Je n'ai croisé ces derniers temps que des gens en qui je n'ai osé donner ma confiance. Je ne sais même plus si c'est encore possible ou si c'est moi qui ne sait plus le faire. Le monde tente bien de se reconstruire. Chaque pays instaure ses règles, si bien que l'on ne peut plus traverser les frontières. Chacun doit être autonome sur ses besoins, fini le libre échange et la mondialisation. Celle-là même qui a permis de faire circuler si facilement et si rapidement le virus. La France manque de beaucoup de matières premières, des pièces essentielles à la reconstruction, à la communication, aux soins. Tous les secteurs sont impactés et pour y remédier, plusieurs gouvernements se sont déjà succédé. Mais les avis divergent et les tensions montent rapidement. Mon père a fait le choix de la fuite lorsque les choses ont dégénéré sous le troisième gouvernement.

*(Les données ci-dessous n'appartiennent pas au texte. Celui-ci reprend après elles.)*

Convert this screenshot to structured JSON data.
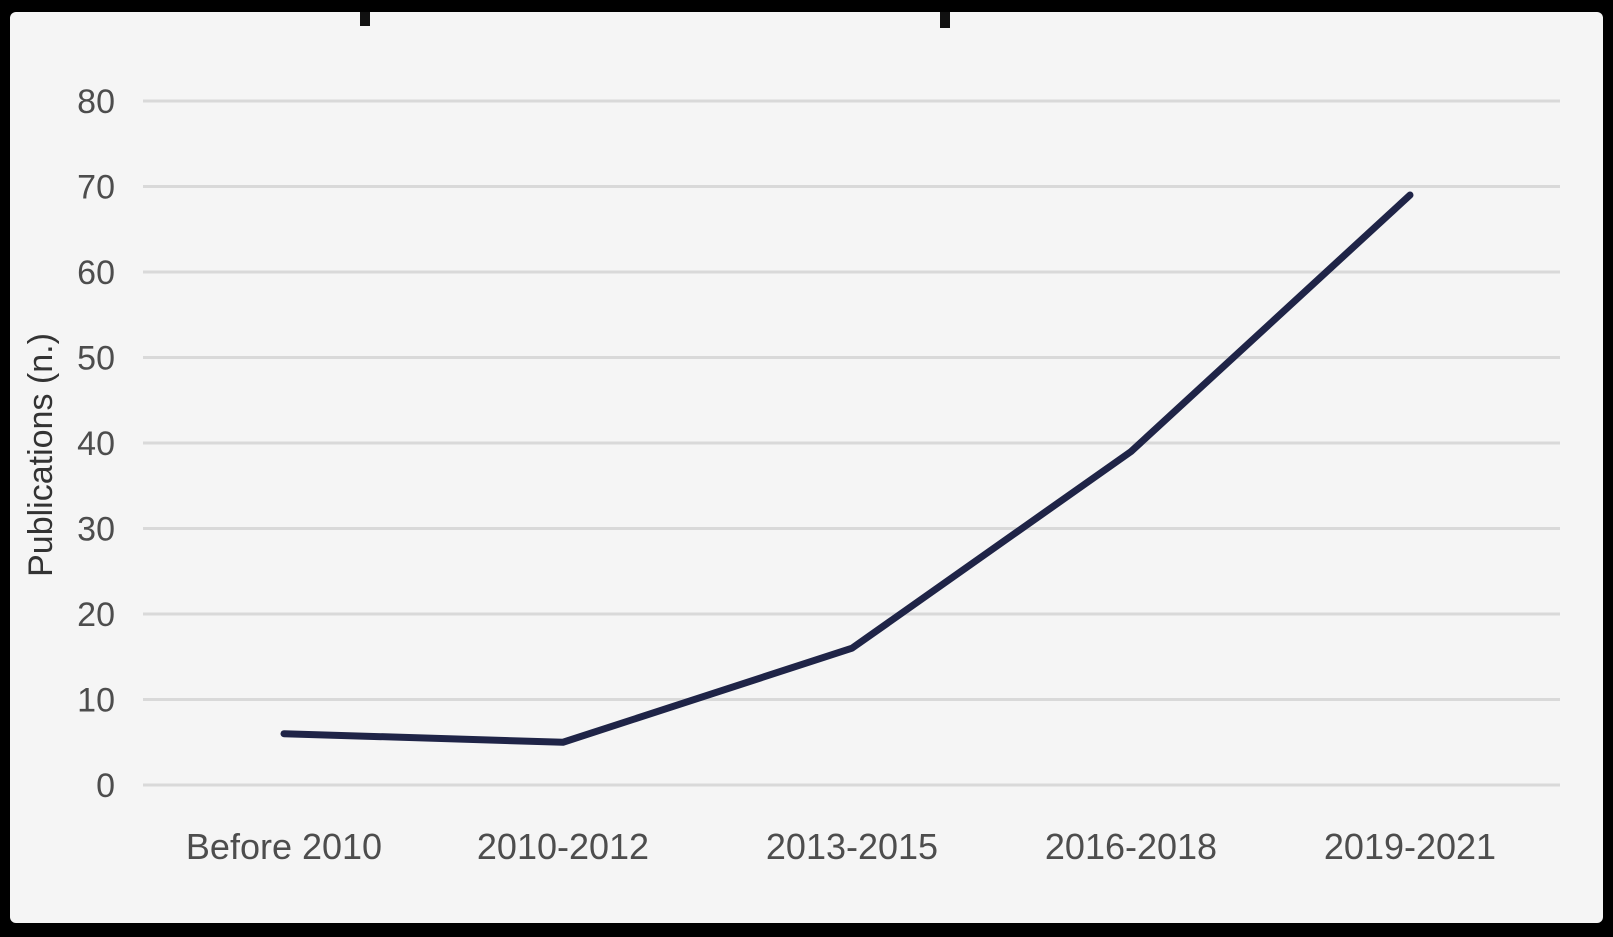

Restant sur mes gardes et attentive à mon environnement, je replis sans faire de bruits mes quelques affaires dans mon sac à dos. En refermant le carnet et avant de glisser celui-ci dans l'une des poches de mon sac, mes yeux glissent sur les dernières notes surlignées de deux traits épais de ce 18 mars 2020 : 9 134 cas confirmés et 264 décès, suivi de : "maman reste en observation, sa température est de 39 degrés".